Second, people need clear values, discipline and morality to liberate themselves --but not the values of conservative religion. Christianity, Islam and Judaism all traditionally teach obedience to authority, passive acceptance of the social order, and narrow focus on family and personal success. These are values that hurt the struggle we must wage, together, to change the world.

Bringing those religious values into schools is a dangerous education--that would strengthen the hand of our oppressors.

A Question: What will happen when key pillars of science like evolution conflict with church doctrines? What will kids learn about birth control, or abortion, or the equality of women? In a curriculum centered on the power of god, what will children learn about their own power to change the world?

A Question: Is there any reason to have illusions about the virtue or wisdom of the church authorities? After all that we now know about child abuse in the Catholic Church, why would anyone demand turning more kids over to priests and bishops?

Miseducation

Consider this: Professor Frances Patterson gathered textbooks used in thousands of fundamentalist Christian schools. Here are some of the teachings she uncovered:

 From a senior high school history textbook from Bob Jones University Press: "The majority of slaveholders treated their slaves well."

 A high school civics text by the same publisher: "Today when homosexuals call their sin a `sexual preference' that deserves constitutional protection, or abortionists call the destroying of unborn life a freedom of choice, they are simply calling evil good."

 From a textbook by the School of Tomorrow/Accelerated Christian Education: "Scripture plainly teaches that widows, the needy, and others who cannot provide for themselves are to have their needs met [but] God's plan is for these needs to be met first by family members and then by local churches, but not by government."

An observer at the Free Will Baptist Christian School described how students could be beaten with paddles if reading bible passages didn't change their behavior. He added: "Creationism is taught in science class first, and then evolution is discussed as a competing theory."

The religious school movement and vouchers were designed to reverse progressive verdicts in society on equality, scientific thinking, sexuality and tolerance.

The Education That Is Needed

The arch-reactionary Supreme Court Justice Clarence Thomas defended his pro- voucher vote by quoting the great African-American leader Frederick Douglass: "Education means emancipation."

But, in fact, Frederick Douglass did not preach to Black slaves that they would educate their way to freedom! He helped organize an armed struggle of runaway slaves against the slaveowners during the U.S. Civil War.

In that historic struggle, education was useful--a specific kind of education: A radical political education in the realities of the times and knowledge of "who are the real enemies and who are the real friends" of the oppressed. The fighting slaves needed education in military affairs, and they needed the discipline of comradeship and organized offensive. For all that, they needed to be able to read, to study the world and the road to liberation. Douglass, a runaway slave himself, taught himself to read, and write and speak, to serve the struggle.

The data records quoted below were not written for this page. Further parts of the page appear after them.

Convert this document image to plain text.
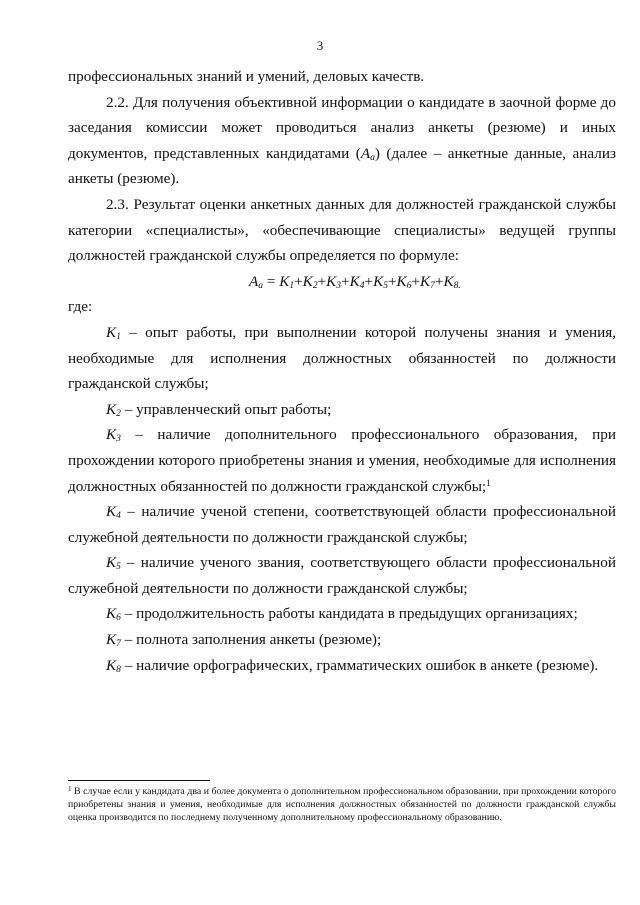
3

профессиональных знаний и умений, деловых качеств.

2.2. Для получения объективной информации о кандидате в заочной форме до заседания комиссии может проводиться анализ анкеты (резюме) и иных документов, представленных кандидатами $(A_a)$ (далее – анкетные данные, анализ анкеты (резюме).

2.3. Результат оценки анкетных данных для должностей гражданской службы категории «специалисты», «обеспечивающие специалисты» ведущей группы должностей гражданской службы определяется по формуле:

$A_a = K_1+K_2+K_3+K_4+K_5+K_6+K_7+K_{8.}$

где:

$K_1$ – опыт работы, при выполнении которой получены знания и умения, необходимые для исполнения должностных обязанностей по должности гражданской службы;

$K_2$ – управленческий опыт работы;

$K_3$ – наличие дополнительного профессионального образования, при прохождении которого приобретены знания и умения, необходимые для исполнения должностных обязанностей по должности гражданской службы;$^1$

$K_4$ – наличие ученой степени, соответствующей области профессиональной служебной деятельности по должности гражданской службы;

$K_5$ – наличие ученого звания, соответствующего области профессиональной служебной деятельности по должности гражданской службы;

$K_6$ – продолжительность работы кандидата в предыдущих организациях;

$K_7$ – полнота заполнения анкеты (резюме);

$K_8$ – наличие орфографических, грамматических ошибок в анкете (резюме).

$^1$ В случае если у кандидата два и более документа о дополнительном профессиональном образовании, при прохождении которого приобретены знания и умения, необходимые для исполнения должностных обязанностей по должности гражданской службы оценка производится по последнему полученному дополнительному профессиональному образованию.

Clarence Thomas was lying when he argued that schooling ends oppression, and he is doubly lying when he suggests that state funding of religious schools will provide the kind of education that "means emancipation."

Even if inner city kids somehow got some better formal schooling--which is not the point of vouchers--this system cannot and will not provide a decent future for them. This system gathers its wealth from the exploitation and impoverishment of millions of people in the U.S. and around the world. Wearing school uniforms and learning prayers will never change that.

The vouchers scheme is part of a much larger Christian fascist movement to harden and conservatize U.S. society. There will be no real change without resisting these ugly forces, their schemes, and their ruling class backers.

The new generation needs a real education--they need the political consciousness, scientific methodology, revolutionary morality, and collective discipline to build a real liberation struggle, and take it through all the twists and turns to victory.